Jasmine* (21) got diagnosed with Tourette’s Syndrome after surviving a bike accident in 2024. Since then, she has had to combine managing her condition with school work and personal relationships.
In this story, she shares her journey from diagnosis to management and how this condition has impacted her relationships.

Early childhood
I wasn’t born with tourettes. Yet, before a doctor ever said something was wrong with me, I had always felt different and othered. I don’t remember my childhood with much clarity. Most of the memories that come to mind are of me alone in a corner. Everyone in primary school thought I was “the weird kid”, and so I don’t remember having any friends during that period. It created this deep urge to connect with the people around me, but that desire wasn’t fulfilled.
I wanted to fit in like the cool kids, to be liked and noticed, but things didn’t improve even when I moved on to secondary school. Throughout my secondary education, I only had two genuine friends. I was bullied a lot, and that made me very introverted. I’m still wary of bringing people into my life because I’m afraid of being hurt.
On getting diagnosed
In July 2024, I went out and lied to my parents that I was going to use a taxi to move around. I used a bike instead because it was faster, and I got into a nasty accident. It was pretty serious, and I had to get a blood transfusion during treatment.
After I recovered and went home, I noticed that I was having tics. Neck movements, rapid blinking and other rapid movements I found that I couldn’t control. It was very scary because I didn’t understand what was happening to me. My family was convinced it had something to do with the blood transfusion, but I thought otherwise. We went back to the hospital, and I did a series of tests, including MRIs, but the doctors said nothing was wrong with me or my brain. I wasn’t convinced because my tics were obvious. It was after my insistence that one of the doctors treating me suggested I go and see a neurosurgeon. It was the neurosurgeon who finally diagnosed me with Tourette’s.
My family was relieved but still side-eyed my condition. It’s as if they think the situation will eventually go away with prayer. Just recently, my mum was surprised that I still get tics when I’m stressed or in social situations.
Impact on romantic life
I don’t have much of a romantic life right now. I’m studying Physiotherapy at the university, and between school work and my aversion to social situations, I don’t often meet potential romantic partners. I don’t go out at all, even when I’m in school. If I’m not in class, I’m in my room. I’ve noticed that being in social settings stresses me out, and when I’m stressed, my tics are more pronounced. I hate that because people start looking at me weirdly when I’m ticking, and when they ask if I’m okay, I either have to brush it off and say I’m fine or launch into an explanation of what Tourette’s syndrome is, which can be exhausting, so I mostly keep to myself.
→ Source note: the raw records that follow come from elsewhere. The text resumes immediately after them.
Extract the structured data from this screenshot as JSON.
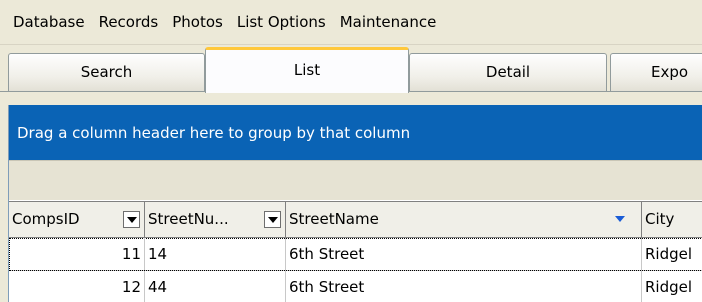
{
  "menu": [
    "Database",
    "Records",
    "Photos",
    "List Options",
    "Maintenance"
  ],
  "tabs": [
    {
      "label": "Search",
      "active": false
    },
    {
      "label": "List",
      "active": true
    },
    {
      "label": "Detail",
      "active": false
    },
    {
      "label": "Expo",
      "active": false
    }
  ],
  "grid": {
    "group_hint": "Drag a column header here to group by that column",
    "columns": [
      "CompsID",
      "StreetNu...",
      "StreetName",
      "City"
    ],
    "rows": [
      [
        "11",
        "14",
        "6th Street",
        "Ridgel"
      ],
      [
        "12",
        "44",
        "6th Street",
        "Ridgel"
      ]
    ]
  },
  "colors": {
    "group_panel": "#0a63b5",
    "active_tab_accent": "#ffc83c",
    "sort_arrow": "#1a5cd6"
  }
}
I’m also wary of introducing new people into my life because of my experience with bullying when I was younger. I have had some talking stages in the past year, and they have been very accommodating when I share that I have Tourette’s. It’s mostly because they don’t notice my tics until I bring them up, but it has been a relief to know that it’s not a huge impediment to me finding romance.
Impact on other interpersonal relationships
Tourette’s hasn’t had a big impact on the other interpersonal relationships I have. Because I cautiously curate the people I allow into my space, I’m surrounded by people who care about me and accommodate me as my full self. I’ve never felt odd around them because they don’t treat my tics like they’re a big deal.
I’m currently finishing my IT year working at a government clinic. It has been surprisingly accommodating as well. It’s a high-stress environment, so sometimes my tics are a bit more pronounced, but I’m able to do my job and improve my skills. I still get the odd looks and intrusive questions sometimes, but they aren’t as often or as common.
On the support she needs but struggles to ask for
I wish that more people would be patient with me. My tics become much harder to control when I get anxious or stressed out. It’s so much worse when I feel like the person I’m trying to communicate with is being impatient with me. Especially because of my social experiences growing up, I need a bit more time to get comfortable and relaxed when in social situations so I’d appreciate more patience.
On what Nigerians should be more aware of concerning unfamiliar conditions
Nigerians need to understand that there are many people living with a myriad of conditions, and they need to educate themselves about it. Staring, pointing and passing unsolicited comments are rude and unnecessary. Tourette’s isn’t an “oyinbo sickness” I and many other Nigerians live with this condition and our experiences are real and valid. They can ask questions if they want to know more, but they have to do so politely. Some people just say, “What’s wrong with this one?” or “Is this one running mad or something?” as if that’s how to speak to someone you don’t know. The ignorance can be very jarring and is part of what makes socialising difficult for me — the fear of the reactions of strangers.
Also, just because you have some neurological disorders doesn’t mean that you are mentally insane or that there’s something terribly wrong with you. Yes, I have a disorder, but it doesn’t affect my thinking.